Frage an Martin Schulz von Andreas S.
Sehr geehrter Herr Schulz,
in der nächsten Woche wird das EU-Parlament über den Ukraine Assoziierungsvertrag beraten und abstimmen. Ich persönlich fürchte, dass es zu einer Zustimmung kommen wird. Können Sie mir erklären warum eine Assoziierung mit der Ukraine für die Menschen in der EU und in Deutschland vorteilhaft sein soll, und warum dabei ein dauerhafter wirtschaftlicher und politischer Konflikt mit Russland in Kauf genommen wird?
Verklärt von freiheitlichem Idealismus werden geopolitische Konstellationen schlicht ignoriert und, mit Bezug auf Russland, 25-Jahre Annäherung durch wirtschaftliche und gesellschaftliche Verflechtung einfach weggeschmissen.
Mit Ländern im Kaukasus sind ja ähnliche Bestrebungen im Gange. Man fragt sich wo das enden soll: Werden wir demnächst Palästina Assoziation anbieten, um den Menschen dort Freiheit und Prosperität sowie Schutz vor einem mächtigen Nachbarn zu bringen?
Ist es das Ziel der EU, die Welt zu missionieren? Man kann das machen, aber bitte holen Sie sich dafür das Mandat der Bürger unser Union.
Mit freundlichem Gruß
A. Schuchardt.
Sehr geehrter Herr Schuchardt,
vielen Dank für Ihre Frage. Das Europäische Parlament in Straßburg hat am 16. September zeitgleich mit der Werchowna Rada in Kiew das Assoziationsabkommen zwischen der Europäischen Union und der Ukraine ratifiziert.
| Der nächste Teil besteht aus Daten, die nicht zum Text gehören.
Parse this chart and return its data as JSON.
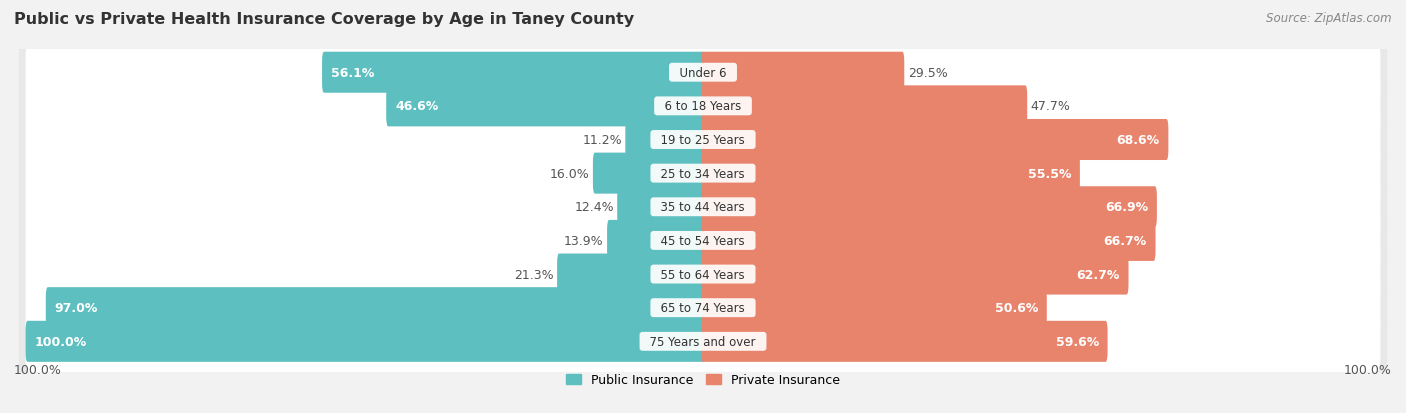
{
  "title": "Public vs Private Health Insurance Coverage by Age in Taney County",
  "source": "Source: ZipAtlas.com",
  "categories": [
    "Under 6",
    "6 to 18 Years",
    "19 to 25 Years",
    "25 to 34 Years",
    "35 to 44 Years",
    "45 to 54 Years",
    "55 to 64 Years",
    "65 to 74 Years",
    "75 Years and over"
  ],
  "public_values": [
    56.1,
    46.6,
    11.2,
    16.0,
    12.4,
    13.9,
    21.3,
    97.0,
    100.0
  ],
  "private_values": [
    29.5,
    47.7,
    68.6,
    55.5,
    66.9,
    66.7,
    62.7,
    50.6,
    59.6
  ],
  "public_color": "#5dbfc0",
  "private_color": "#e8836c",
  "private_color_light": "#f0a898",
  "bg_color": "#f2f2f2",
  "row_bg_color": "#e8e8e8",
  "row_white_color": "#ffffff",
  "bar_height": 0.62,
  "title_fontsize": 11.5,
  "value_fontsize": 9,
  "source_fontsize": 8.5,
  "legend_fontsize": 9,
  "cat_fontsize": 8.5,
  "max_val": 100.0,
  "footer_label": "100.0%",
  "pub_inside_threshold": 25,
  "priv_inside_threshold": 10
}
Die Botschaft könnte nicht deutlicher sein: Das Europäische Parlament unterstützt die Ukraine und ihre europäische Bestimmung. Das Europäische Parlament hat die territoriale Integrität und Souveränität der Ukraine immer verteidigt, und wir werden dies weiterhin tun.
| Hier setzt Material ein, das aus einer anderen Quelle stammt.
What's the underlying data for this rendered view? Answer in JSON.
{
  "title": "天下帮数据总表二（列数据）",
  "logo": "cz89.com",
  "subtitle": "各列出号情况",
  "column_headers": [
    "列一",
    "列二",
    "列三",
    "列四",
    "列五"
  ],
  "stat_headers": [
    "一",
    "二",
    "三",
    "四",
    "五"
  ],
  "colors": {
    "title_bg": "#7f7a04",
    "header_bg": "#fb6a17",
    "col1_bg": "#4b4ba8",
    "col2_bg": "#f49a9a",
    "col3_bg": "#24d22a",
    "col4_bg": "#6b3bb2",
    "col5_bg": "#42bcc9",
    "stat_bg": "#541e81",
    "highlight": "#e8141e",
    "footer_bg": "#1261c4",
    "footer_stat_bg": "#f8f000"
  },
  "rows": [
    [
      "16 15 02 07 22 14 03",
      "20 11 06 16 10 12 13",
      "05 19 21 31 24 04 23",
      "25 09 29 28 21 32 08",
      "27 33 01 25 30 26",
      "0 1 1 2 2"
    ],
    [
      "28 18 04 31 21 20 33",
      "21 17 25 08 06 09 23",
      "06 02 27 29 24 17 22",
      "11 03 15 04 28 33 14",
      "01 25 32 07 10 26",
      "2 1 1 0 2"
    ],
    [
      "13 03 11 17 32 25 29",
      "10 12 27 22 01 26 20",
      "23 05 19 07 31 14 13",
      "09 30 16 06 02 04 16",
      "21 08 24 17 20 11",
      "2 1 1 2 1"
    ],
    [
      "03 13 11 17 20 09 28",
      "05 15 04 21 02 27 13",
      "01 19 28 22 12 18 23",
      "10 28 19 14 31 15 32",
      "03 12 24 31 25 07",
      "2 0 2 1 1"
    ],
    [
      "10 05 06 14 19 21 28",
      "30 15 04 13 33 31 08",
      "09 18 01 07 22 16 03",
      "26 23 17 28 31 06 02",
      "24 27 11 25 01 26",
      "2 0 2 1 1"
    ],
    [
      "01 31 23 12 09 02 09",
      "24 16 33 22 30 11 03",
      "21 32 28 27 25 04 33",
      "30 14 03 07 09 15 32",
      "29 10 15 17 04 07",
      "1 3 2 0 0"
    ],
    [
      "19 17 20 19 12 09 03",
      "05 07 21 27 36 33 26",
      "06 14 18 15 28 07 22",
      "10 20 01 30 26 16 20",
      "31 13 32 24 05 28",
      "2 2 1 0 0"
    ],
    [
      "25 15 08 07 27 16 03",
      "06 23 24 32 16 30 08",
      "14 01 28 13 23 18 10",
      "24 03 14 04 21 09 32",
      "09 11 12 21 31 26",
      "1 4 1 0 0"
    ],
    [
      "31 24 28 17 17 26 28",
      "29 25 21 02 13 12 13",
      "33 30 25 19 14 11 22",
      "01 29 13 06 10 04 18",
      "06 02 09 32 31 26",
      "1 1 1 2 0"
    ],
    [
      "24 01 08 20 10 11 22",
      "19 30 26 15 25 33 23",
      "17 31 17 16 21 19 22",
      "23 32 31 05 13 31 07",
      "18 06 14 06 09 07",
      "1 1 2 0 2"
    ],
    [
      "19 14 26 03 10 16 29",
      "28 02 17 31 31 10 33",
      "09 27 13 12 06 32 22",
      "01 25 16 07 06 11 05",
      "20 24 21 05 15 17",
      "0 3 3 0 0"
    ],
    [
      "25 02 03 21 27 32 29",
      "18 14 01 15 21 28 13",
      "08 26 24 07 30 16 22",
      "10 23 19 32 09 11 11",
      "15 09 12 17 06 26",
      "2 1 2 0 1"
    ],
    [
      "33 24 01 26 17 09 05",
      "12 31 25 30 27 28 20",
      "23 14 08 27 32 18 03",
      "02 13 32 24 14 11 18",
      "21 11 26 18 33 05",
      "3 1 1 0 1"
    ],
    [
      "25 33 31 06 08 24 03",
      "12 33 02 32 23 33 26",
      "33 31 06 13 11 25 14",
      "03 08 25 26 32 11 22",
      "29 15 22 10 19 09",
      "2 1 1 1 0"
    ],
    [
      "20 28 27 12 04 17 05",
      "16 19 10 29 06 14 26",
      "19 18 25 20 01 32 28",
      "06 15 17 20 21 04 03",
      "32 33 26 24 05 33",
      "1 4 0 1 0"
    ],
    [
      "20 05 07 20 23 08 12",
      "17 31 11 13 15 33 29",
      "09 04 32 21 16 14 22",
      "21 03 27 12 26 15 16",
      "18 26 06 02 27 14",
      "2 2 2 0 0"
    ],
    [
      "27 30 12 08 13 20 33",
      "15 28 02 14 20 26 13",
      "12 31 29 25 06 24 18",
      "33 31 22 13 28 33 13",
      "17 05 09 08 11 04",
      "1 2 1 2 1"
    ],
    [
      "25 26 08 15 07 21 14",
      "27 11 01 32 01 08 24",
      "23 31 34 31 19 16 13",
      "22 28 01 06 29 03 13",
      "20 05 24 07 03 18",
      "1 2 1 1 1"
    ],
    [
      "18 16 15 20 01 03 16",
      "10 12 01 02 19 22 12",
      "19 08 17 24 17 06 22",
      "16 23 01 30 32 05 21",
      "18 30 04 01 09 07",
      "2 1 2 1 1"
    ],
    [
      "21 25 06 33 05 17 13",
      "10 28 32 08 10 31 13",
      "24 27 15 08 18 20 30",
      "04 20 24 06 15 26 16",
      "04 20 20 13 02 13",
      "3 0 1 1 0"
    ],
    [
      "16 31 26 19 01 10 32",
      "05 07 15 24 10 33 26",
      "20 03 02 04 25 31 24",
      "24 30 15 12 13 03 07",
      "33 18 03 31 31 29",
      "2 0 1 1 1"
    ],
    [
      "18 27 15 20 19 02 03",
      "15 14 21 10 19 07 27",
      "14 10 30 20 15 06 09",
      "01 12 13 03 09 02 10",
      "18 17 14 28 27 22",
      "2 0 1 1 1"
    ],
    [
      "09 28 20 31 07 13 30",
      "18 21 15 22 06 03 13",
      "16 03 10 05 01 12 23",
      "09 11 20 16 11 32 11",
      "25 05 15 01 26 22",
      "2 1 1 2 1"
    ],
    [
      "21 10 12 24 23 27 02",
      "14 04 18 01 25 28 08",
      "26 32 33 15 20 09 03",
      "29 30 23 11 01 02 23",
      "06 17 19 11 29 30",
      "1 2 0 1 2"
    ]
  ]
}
Mit seiner Zustimmung zu dem Assoziationsabkommen unterstützt das Europäische Parlament das ukrainische Volk, damit der Traum der Menschen, die auf dem Majdan gekämpft haben, Realität wird.
Damit echte Demokratie in der Ukraine Fuß fassen kann, wird das Europäische Parlament nun in einem nächsten Schritt Beobachter zu den anstehenden Wahlen entsenden, um faire und freie Wahlen sicherzustellen.
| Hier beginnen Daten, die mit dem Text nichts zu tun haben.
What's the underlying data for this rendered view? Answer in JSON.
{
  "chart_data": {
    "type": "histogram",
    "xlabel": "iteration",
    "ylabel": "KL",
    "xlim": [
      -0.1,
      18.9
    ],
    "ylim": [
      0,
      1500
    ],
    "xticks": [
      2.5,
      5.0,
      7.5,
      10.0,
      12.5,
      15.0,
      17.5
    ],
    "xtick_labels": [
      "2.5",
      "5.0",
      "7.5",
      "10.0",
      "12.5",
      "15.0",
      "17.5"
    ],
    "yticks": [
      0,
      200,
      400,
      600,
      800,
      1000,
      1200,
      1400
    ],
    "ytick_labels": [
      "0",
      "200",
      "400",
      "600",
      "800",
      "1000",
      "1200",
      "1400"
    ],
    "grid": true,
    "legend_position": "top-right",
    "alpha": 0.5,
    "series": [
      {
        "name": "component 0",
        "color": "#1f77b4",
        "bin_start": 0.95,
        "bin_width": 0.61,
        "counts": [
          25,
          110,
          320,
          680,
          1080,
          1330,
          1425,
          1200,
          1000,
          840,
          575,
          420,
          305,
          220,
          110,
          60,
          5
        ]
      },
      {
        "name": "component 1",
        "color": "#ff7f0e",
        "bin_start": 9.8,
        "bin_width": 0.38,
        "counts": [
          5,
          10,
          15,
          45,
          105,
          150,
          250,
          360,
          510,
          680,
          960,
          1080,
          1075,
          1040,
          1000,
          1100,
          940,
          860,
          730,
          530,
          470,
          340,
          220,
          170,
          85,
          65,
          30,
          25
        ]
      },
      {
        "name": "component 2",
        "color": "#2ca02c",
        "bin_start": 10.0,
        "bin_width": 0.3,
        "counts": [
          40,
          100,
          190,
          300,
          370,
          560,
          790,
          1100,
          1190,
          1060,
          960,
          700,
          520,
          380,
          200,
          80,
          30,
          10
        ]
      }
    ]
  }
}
Das Parlament nimmt dabei keinesfalls einen dauerhaften Konflikt mit Russland in Kauf. Vielmehr setzt sich das Parlament – übrigens in Übereinstimmung mit den anderen EU-Akteuren – seit dem Ausbruch der Krise für eine nachhaltige politische Lösung Konflikts im Osten der Ukraine ein. Wir haben mehrfach deutlich gemacht, dass sich alle Beteiligten in Mäßigung üben sollten.
Im Übrigen sind die Menschenrechte eines der Hauptanliegen des Europäischen Parlaments, das sich als wichtiger Akteur im Kampf für die Demokratie, das Recht auf freie Meinungsäußerung, faire Wahlen und die Rechte der Unterdrückten versteht.
Ohne den Anspruch die Welt missionieren zu wollen, macht das Europäische Parlament auf eklatante Verstöße gegen die Menschenrechte auf der ganzen Welt aufmerksam. Diese Sensibilisierung ist wichtig, um ein Umdenken und schließlich einen Kurswechsel für Demokratie und Menschenrechte zu unterstützen.